Simple analyses will be used to assess the association between severe early life stress exposure, measured at 18 weeks gestation and up to 33 weeks postnatally, and the biometric outcome variables.Multivariable analysis will be conducted using logistic regression to adjust for the following possible confounding factors: SES (maternal education, homeownership status), maternal marital status, maternal age, parity, ethnicity and paternal depression. Biometric variables will be handled as continuous variables initially to look for shifts in the distribution of weight in the exposed and unexposed groups by age. Bivariable associations between overweight, antenatal domestic violence and baseline characteristics of the mother and child will be assessed using chi-squared or t-tests. The association between antenatal domestic violence and child overweight will be further investigated using logistic regression. Generally, the data will be analysed in three stages: (i) calculation of unadjusted odds ratio of severe early life stressor (domestic violence and life events score) in relation to overweight; (ii) adjustment for possible confounding factors; (iii) addition of potential mediators to the model. To investigate the possible mediating effect of maternal depression on the association, mother with recorded depression (EPDS score greater than 13) will be excluded in a sensitivity analysis. A variable for domestic violence exposure i.e. no violence, antenatal violence only, antenatal and postnatal violence, postnatal violence only, will also be used to give a direct comparison of the different levels of exposure. If numbers are sufficient, gender interactions will also be explored.

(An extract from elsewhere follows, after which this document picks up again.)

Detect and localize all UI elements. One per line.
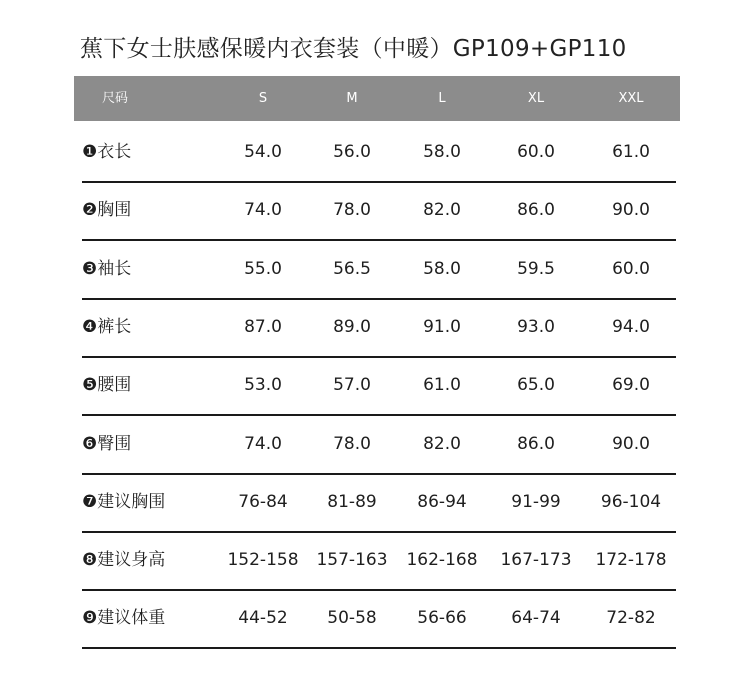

A second set of analyses using a Chi square tests will assess the secondary hypotheses: the relationship between exposure and mean salivary cortisol levels. The divide the cases into exposed overweight/obese and exposed normal weight and

Multivariable analysis will be conducted using logistic regression to adjust for the following possible confounding factors: SES (maternal education, homeownership status), maternal marital status, maternal age, parity, smoking, ethnicity and paternal depression. Bivariable associations between salivary cortisol levels, antenatal domestic violence and baseline characteristics of the mother and child will be assessed using chi-squared or t-tests. The association between antenatal domestic violence and childhood salivary cortisol levels will be further investigated using logistic regression. Finally, dietary intake will be assessed as high or low in palatable food and/or calorie and a chi square test used to examine the association between maternal stress/domestic violence and dietary intake. Multivariable analysis will be conducted using logistic regression to adjust for the following possible confounding factors: SES (maternal education, homeownership status), maternal marital status, maternal age, smoking, parity, ethnicity and paternal depression.

Missing Data: We shall use the (MICE) with the ice command in Stata to impute missing values using chained equations. This will be carried out on the full dataset including all variables used in this analysis as well as additional variables known to be related to non-response.